Historically, with such a small private rented sector and tax advantages for owning, this strategy was not a viable option in the UK.
Private landlords have almost always been amateur property investors, and even in 2019, roughly 50% of landlords owned just one property.
However, with a growing private rented market, professional investors are beginning to take interest. For Lloyds, the sector offers good potential to create synergies with its current UK banking business.
For a start, private rented tenants are often just the sort of customer that banks are looking to attract: young with plenty of cross-selling potential – including mortgages – and living in an urban area with good future job prospects.
By forming a landlord-tenants relationship with them, Lloyds will be able to form regular contact with future potential customers, making it more likely for the bank to cross-sell a mortgage to them when the time is right. The tenancy period would also act as a soft credit score, with Lloyds being able to see how reliable that customer is paying for housing on a regular basis before entering into a mortgage.
For the customer, Lloyds is bound to offer them a more attractive deal, such as lower rental payments by saving regularly, taking out and paying back loans, or spending responsibly to avoid loss of rent. And once a customer, the bank could then easily show creditworthy customers how they could reduce their housing payments by switching from renting to a mortgage instead, using a like-for-like comparison.
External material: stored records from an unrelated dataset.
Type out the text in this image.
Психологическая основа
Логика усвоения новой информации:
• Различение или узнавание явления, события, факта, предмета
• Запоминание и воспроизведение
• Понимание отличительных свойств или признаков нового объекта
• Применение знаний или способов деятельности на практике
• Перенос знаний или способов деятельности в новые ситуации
Lloyds may even take advantage of new reforms to shared equity mortgages, with the bank offering customers a chance to buy equity in their rented house, reducing the customer’s rental payments and helping the bank to sell a mortgage product incrementally. This would be particularly lucrative for the bank, as it would allow considerably more people to begin owning their own home and it would offer numerous chances to charge fees for associated services.
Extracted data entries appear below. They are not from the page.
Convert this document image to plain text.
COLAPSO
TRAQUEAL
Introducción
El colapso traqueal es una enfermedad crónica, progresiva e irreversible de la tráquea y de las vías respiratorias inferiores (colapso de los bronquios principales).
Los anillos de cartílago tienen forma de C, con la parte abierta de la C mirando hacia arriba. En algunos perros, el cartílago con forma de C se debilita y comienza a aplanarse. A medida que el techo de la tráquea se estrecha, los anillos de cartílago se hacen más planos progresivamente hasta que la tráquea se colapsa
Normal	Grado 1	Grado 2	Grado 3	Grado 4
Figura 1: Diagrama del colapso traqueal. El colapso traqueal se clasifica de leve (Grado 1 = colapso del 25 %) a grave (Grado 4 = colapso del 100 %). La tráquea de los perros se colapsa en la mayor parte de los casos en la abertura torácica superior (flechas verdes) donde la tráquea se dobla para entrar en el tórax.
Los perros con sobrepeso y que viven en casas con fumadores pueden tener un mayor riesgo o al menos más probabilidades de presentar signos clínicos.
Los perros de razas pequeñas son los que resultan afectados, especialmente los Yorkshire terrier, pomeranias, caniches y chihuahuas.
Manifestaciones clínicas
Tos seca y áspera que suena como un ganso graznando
Furthermore, becoming a landlord might also help to lower risk while increasing returns. Since the late 1960s, a lack of available development plots has caused UK house prices to grow significantly faster than either wages or inflation. And while reform to the planning system is in the pipeline, the plans are unlikely to change the current dynamic of the housing market.
In the long term, therefore, Lloyds would be able to benefit directly from a rising housing market, with lower interest rates and subsequent interest income offset by higher house prices. A new landlord business model would also allow banks to deal more effectively with repossessed properties, putting them on the market for rent rather than immediately disposing of them in a fire sale.
However, this strategy is by no means a risk-free option for the bank to take. For Lloyds, this idea, if handled badly, could be a PR nightmare. The thought of a bank turned private landlord vetting and refusing tenants, arguing over service charges or deposits, and making families homeless from unpaid rent is enough to terrify many bankers and give zeal to anti-bank politicians.
Critics may even cast suspicions of 'unfair competition' on individual landlords or the supposed monopoly power of banks. The strategy also ties up a lot of the bank’s capital in illiquid assets, a dangerous problem during episodes where both the property and financial markets freeze up, such as the last global financial crisis in 2008.
For banks considering the private renting sector, today’s market represents ample opportunity to generate new revenue streams, attract and retain customers to cross-sell, and lower idiosyncratic risk. However, for every few opportunities lies a pitfall that could cause major problems for banks long into the future and could even cause the next crisis if not careful.